>>>So why did the problem statement specify a conveyor "as long as a runway."? It was obviously allowing for the possibility that the plane would move forward no matter how fast speed the conveyor runs.

Methinks you're reading too much into that. It was specified to be "as wide and long as a runway" to make sure the length of the belt didn't artificially limit the experiment.

The long and short of it is: Those who said 'no fly' were and are wrong, for precisely the reasons the rest of us said they were. Nanner, nanner.

>>>So why did the problem statement specify a conveyor "as long as a runway."? It was obviously allowing for the possibility that the plane would move forward no matter how fast speed the conveyor runs.

Methinks you're reading too much into that. It was specified to be "as wide and long as a runway" to make sure the length of the belt didn't artificially limit the experiment.

The long and short of it is: Those who said 'no fly' were and are wrong, for precisely the reasons the rest of us said they were. Nanner, nanner.

>>>Turn this around. You are flying in a plane, jet or prop. Place the wheels down on a conveyor belt. Is there any circumstance, ever (in theory -- catastrophic failure of wheels and resulting mess or other practical considerations), in which the movement of the belt in any way would reduce (or increase) the speed of the plane.

Say you are landing a plane in still air with an airspeed (and thus groundspeed (still air)) of 100 mph. You touch down on a conveyor belt moving backward at 50 mph. Assuming you don't hit the breaks, except for a slight slowing due to friction in your wheel bearings, you'll have a speed relative to the air and ground around the belt of 100 mph until you start decelerating. The instant you touch down, your wheels will start spinning 50% faster than your groundspeed would suggest they should.

@Anonymous #88:

>>The problem states that the conveyor belt matches the speed of the wheels, only in reverse. It doesn't say whether this is practical, it just states it. Since the wheels can't move forward, and the wheels are attached to the plane, then the plane can't move forward. If the plane can't move forward, then it can't take off. I don't know of any plane that can take off with zero forward movement. If there is one, then for that specific plane the answer is the "The plane takes off". For all other planes, which I believe is all of them, the answer is "The plane does not take off".

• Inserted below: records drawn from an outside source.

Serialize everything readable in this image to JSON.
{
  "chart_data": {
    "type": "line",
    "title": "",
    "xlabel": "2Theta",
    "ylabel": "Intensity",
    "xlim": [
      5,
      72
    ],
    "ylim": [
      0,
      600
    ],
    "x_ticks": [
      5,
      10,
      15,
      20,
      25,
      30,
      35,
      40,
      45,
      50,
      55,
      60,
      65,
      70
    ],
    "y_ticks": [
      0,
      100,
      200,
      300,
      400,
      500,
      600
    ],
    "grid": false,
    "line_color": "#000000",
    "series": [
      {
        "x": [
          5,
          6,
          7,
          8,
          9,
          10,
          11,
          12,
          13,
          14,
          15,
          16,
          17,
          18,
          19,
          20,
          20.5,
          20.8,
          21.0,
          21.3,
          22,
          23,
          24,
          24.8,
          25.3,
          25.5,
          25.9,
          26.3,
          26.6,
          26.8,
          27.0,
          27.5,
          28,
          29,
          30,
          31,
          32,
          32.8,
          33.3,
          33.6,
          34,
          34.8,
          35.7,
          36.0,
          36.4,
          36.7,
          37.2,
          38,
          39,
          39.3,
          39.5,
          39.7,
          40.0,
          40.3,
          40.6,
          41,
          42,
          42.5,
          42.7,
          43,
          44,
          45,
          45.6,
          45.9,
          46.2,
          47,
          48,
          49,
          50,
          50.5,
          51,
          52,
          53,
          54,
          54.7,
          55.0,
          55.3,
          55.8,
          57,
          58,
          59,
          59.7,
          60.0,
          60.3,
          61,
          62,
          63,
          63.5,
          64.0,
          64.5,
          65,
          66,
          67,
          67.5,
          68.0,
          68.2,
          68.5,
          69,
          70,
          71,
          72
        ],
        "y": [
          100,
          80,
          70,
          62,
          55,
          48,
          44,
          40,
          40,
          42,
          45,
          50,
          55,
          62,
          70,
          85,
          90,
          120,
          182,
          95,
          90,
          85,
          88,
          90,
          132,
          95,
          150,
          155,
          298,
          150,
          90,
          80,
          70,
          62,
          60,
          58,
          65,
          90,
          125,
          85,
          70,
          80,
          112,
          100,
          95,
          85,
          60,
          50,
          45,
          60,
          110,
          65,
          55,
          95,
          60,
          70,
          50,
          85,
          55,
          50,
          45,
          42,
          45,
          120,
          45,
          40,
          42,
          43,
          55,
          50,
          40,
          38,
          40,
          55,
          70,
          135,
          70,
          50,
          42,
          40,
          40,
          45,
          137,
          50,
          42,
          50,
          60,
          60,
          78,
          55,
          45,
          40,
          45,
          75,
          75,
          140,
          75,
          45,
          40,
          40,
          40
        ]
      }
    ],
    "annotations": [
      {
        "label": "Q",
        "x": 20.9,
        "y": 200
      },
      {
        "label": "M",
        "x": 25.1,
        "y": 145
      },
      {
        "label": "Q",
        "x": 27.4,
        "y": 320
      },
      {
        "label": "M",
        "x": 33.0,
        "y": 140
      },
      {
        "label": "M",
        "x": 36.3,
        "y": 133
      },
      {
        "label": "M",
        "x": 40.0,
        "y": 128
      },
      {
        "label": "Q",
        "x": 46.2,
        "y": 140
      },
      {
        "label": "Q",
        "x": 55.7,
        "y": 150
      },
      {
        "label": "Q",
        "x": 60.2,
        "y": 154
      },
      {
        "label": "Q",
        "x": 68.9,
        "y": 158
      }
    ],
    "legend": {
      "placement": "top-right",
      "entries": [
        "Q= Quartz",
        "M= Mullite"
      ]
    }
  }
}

The wheels /can/ move forward. They are free-wheeling. They move as fast as the difference between the backward motion of the treadmill and the forward motion of the plane.

You are on the wrong side of this argument.

@72-Noen:

>>>Case closed

Well geez, that settles it then. Someone with no grasp of the mechanics and physics of what's going on has declared the debate over. LOL.

Once again, what does the wheels' interaction with the treadmill have to do with how fast it is moving in relation to the ground and/or the air? The answer is nothing. The wheels spin freely and do not impede the aircraft's forward motion through the air.

Dangerous, the original question (as I found it) was posed thusly:

“Imagine a plane is sitting on a massive conveyor belt, as wide and as long as a runway. The conveyer belt is designed to exactly match the speed of the wheels, moving in the opposite direction. Can the plane take off?"

The belt matches the speed of the wheels. This makes sense as long as they are in contact with each other. The real question is: What do the wheels have to do with how fast the plane is moving through the air? The answer is: precisely nothing.

>>>reminiscent of "what do rockets push against in a vacuum?"

Nothing. But that's not how rockets work (by pushing against something). It is simple Newtonian physics (mass ejected from the back of the rocket * the mass' velocity) causes an equal but opposite reaction from the rocket.

But we digress...

>>>If the aircraft has any airspeed at all, this becomes nonsensical because the spinning of the wheels *cannot* be the same as the movement rate of the conveyor belt.

As long as the wheels are in contact with the belt, their speed will be /exactly/ that of the belt. You can speed the belt up as much as you like and the negligible friction in the wheel bearings won't really slow the plane down with respect to the airmass it is moving through.

Guysmiley is correct. Some friends and I have debated this over and over on another (aviation-related) board. The airplane will take off and its wheels will be rotating at slightly less than twice their normal speed. Its groundspeed will also be slightly slower than normal (owing to friction). Bonzo - if you put the plane on a treadmill with engine off, it will move with the treadmill because there is just enough friction for that to happen. You could literally hold the airplane still with one hand though, and in that case its wheels would spin.